“Exploded Chair” are furniture pieces that toy with conventions. Created by Joyce Lin, the series embrace play whilst maintaining functionality.
This is, perhaps, nowhere more evident than in her “Exploded Chair“, a piece she designed in her final year at Rhode Island School of Design. This piece takes traditional conception of what a chair is, dismantles it, and places it in clear perspex containers. The maple-wood chair that sits loosely within its crystalline sarcophagus looks much like the archetypal kitchen seat. As the “Exploded Chair” is moved, its wooden pieces rattle around inside their compartments.
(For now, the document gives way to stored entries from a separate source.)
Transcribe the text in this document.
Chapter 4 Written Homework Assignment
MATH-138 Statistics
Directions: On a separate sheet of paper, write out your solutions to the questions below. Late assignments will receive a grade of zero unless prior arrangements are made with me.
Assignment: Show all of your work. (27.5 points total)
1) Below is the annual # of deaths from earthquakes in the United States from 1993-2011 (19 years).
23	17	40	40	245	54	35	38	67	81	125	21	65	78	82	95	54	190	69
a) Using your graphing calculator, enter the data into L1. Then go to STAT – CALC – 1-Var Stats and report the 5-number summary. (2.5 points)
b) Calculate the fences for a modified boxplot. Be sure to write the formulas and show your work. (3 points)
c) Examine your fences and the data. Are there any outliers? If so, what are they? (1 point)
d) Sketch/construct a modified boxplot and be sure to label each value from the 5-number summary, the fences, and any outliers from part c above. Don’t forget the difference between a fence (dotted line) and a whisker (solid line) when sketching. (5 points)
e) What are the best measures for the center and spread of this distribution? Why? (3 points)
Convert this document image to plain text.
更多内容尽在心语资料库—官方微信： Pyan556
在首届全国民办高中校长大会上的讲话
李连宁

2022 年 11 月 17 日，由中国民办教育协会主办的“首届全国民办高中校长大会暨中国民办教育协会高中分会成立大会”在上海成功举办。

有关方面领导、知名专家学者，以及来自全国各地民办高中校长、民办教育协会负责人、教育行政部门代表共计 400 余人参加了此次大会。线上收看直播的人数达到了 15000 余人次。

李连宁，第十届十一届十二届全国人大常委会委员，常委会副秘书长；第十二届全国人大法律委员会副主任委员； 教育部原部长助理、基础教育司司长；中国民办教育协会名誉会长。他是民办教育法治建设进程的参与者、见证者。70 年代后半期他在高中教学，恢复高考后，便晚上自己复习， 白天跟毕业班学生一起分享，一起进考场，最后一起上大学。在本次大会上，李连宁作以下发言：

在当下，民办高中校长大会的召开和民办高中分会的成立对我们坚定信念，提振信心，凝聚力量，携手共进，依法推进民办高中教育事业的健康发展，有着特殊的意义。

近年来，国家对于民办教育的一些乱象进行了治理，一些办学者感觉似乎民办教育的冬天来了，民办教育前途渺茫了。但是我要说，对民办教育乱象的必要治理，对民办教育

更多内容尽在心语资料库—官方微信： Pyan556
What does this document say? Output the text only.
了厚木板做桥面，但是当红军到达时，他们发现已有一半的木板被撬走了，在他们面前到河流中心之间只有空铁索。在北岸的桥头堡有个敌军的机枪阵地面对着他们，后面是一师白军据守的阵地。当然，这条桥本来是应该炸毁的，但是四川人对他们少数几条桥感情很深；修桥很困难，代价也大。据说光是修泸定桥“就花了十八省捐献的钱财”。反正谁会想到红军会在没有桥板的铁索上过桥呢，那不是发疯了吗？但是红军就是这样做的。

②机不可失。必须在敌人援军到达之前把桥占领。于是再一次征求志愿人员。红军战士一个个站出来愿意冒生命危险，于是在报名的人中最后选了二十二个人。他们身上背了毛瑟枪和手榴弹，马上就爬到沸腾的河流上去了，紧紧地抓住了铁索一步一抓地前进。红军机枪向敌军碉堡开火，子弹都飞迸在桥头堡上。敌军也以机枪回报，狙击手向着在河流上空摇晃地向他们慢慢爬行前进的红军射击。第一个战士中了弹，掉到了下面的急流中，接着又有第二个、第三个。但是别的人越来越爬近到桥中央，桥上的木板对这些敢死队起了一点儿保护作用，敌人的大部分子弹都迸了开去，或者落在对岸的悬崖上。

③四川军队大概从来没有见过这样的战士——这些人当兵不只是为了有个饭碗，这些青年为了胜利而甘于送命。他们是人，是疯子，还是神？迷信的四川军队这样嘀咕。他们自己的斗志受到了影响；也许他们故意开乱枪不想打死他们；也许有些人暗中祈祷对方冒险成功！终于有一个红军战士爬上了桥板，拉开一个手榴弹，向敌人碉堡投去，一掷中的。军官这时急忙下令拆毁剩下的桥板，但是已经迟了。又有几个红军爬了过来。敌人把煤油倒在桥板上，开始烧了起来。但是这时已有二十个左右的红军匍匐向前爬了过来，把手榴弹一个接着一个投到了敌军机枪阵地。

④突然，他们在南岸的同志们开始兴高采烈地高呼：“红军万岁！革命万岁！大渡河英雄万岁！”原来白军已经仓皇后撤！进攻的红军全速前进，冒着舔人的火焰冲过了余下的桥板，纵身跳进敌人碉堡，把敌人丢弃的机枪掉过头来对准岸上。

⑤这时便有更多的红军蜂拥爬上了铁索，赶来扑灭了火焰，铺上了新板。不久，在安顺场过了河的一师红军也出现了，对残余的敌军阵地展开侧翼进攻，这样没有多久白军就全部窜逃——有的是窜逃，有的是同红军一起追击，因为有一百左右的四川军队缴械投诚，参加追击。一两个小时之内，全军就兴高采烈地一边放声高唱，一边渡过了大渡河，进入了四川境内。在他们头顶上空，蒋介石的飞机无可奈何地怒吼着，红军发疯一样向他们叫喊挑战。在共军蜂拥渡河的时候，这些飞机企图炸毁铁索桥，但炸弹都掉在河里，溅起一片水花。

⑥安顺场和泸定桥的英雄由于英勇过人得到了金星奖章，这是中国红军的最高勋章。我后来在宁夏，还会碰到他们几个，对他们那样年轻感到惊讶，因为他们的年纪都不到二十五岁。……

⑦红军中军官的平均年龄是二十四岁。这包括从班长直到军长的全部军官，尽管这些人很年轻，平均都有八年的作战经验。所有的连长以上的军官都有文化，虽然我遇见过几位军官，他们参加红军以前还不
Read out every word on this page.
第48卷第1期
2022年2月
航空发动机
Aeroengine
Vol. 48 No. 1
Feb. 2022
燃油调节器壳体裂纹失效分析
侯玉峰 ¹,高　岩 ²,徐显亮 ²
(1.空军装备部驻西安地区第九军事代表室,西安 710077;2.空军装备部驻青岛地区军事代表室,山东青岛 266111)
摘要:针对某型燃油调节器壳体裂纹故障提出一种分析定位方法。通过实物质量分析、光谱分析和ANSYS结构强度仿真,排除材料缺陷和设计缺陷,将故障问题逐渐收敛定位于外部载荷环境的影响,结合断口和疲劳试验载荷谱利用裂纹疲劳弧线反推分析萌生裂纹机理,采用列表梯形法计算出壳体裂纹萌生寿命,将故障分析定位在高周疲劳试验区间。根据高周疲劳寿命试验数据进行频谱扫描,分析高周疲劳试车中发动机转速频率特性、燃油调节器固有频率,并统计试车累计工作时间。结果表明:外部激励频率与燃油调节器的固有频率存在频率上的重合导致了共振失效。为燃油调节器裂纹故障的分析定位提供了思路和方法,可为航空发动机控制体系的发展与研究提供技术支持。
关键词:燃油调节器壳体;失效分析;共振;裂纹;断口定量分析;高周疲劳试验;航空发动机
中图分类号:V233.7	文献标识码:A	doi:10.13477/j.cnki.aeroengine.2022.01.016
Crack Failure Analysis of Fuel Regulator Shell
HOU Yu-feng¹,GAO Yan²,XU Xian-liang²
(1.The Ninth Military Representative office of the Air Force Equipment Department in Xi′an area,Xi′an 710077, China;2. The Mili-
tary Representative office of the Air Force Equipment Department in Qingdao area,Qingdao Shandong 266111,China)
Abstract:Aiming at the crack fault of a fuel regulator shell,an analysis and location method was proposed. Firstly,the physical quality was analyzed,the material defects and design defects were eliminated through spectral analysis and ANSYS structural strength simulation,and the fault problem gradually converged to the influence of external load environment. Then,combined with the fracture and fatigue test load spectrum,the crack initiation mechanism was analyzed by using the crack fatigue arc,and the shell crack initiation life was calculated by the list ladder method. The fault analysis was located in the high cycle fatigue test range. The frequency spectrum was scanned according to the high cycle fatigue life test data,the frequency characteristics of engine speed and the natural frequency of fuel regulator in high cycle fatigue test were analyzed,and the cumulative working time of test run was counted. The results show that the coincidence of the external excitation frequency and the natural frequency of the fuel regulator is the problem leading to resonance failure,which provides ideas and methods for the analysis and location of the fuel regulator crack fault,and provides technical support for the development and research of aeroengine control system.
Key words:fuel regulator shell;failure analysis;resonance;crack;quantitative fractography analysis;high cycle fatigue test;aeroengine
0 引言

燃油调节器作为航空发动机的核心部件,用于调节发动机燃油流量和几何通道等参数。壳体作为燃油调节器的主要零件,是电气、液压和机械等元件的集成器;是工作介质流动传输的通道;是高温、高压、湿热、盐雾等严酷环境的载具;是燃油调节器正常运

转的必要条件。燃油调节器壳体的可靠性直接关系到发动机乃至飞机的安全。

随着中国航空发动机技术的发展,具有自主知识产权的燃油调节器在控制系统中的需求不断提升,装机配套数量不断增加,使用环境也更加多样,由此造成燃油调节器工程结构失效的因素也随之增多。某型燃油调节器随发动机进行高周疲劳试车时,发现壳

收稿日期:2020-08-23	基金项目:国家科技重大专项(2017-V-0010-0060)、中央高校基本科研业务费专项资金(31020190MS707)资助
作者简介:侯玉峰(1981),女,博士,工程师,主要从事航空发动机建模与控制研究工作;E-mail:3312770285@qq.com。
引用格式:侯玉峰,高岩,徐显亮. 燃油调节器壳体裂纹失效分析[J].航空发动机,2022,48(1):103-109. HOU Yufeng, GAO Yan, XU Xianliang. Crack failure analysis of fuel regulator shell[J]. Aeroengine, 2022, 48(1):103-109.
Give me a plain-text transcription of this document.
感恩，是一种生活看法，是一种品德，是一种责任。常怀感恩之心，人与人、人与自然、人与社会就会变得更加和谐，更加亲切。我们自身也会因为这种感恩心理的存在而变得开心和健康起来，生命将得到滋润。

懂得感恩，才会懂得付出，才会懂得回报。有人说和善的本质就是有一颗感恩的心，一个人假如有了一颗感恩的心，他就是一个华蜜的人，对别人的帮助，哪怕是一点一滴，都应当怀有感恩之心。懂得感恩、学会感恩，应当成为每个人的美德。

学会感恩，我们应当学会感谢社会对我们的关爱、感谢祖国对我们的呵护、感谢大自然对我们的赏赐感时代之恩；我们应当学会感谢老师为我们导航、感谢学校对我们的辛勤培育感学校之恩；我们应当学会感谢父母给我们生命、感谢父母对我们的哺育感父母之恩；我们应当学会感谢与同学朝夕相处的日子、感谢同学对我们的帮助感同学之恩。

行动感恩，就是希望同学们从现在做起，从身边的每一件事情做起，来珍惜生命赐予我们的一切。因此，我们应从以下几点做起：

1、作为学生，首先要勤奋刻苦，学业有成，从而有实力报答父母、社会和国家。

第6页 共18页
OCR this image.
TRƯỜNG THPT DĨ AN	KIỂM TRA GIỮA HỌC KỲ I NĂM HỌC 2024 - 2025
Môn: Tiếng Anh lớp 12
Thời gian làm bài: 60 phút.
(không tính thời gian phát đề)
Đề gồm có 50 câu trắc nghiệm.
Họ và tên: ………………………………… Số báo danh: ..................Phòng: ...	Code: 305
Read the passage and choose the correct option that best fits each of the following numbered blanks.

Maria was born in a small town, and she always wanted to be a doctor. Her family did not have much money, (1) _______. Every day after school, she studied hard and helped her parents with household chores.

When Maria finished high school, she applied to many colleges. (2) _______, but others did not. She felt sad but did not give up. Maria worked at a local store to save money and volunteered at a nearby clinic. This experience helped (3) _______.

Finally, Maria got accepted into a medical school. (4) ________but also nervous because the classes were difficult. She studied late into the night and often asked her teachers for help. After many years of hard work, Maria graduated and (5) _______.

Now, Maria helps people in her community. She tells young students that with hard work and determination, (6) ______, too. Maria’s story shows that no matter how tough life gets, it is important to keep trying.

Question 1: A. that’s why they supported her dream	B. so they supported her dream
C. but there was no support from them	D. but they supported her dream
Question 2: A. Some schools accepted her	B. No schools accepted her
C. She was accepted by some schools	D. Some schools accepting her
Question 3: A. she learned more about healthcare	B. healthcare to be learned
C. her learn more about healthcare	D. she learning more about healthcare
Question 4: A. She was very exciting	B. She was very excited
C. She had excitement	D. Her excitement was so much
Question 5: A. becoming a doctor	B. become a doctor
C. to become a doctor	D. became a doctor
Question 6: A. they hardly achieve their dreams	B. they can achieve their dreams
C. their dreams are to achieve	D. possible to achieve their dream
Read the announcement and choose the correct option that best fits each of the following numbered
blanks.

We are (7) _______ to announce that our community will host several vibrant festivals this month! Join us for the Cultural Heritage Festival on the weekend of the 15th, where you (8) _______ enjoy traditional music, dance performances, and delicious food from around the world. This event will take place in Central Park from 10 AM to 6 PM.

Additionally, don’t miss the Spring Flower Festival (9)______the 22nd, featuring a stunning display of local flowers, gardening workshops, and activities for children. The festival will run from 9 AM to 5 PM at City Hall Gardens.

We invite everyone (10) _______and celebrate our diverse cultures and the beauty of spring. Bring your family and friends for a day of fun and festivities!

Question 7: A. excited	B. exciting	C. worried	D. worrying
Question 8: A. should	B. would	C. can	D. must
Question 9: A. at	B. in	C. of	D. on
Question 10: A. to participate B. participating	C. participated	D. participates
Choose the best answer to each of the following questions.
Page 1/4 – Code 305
I made parts of a wooden spindle chair and encased them in plexiglass acrylic. The parts are loose in their compartments, allowing them to shift around when the chair is moved. This emphasizes both the joinery of the parts and the form as a whole, embodying a state of both connection and disconnection. The piece is both familiar and disorienting, playful and disconcerting — a dichotomous piece on which to seat yourself.
Joyce Lin is an artist and designer passionate about making interactive sculptures and functional objects as a mode of exploration and play. She works with a wide range of mediums including wood, metal, plastics, and upholstery to create surrealistic objects that explore questions about material and form and the ever-shifting relationship between humans and their environment.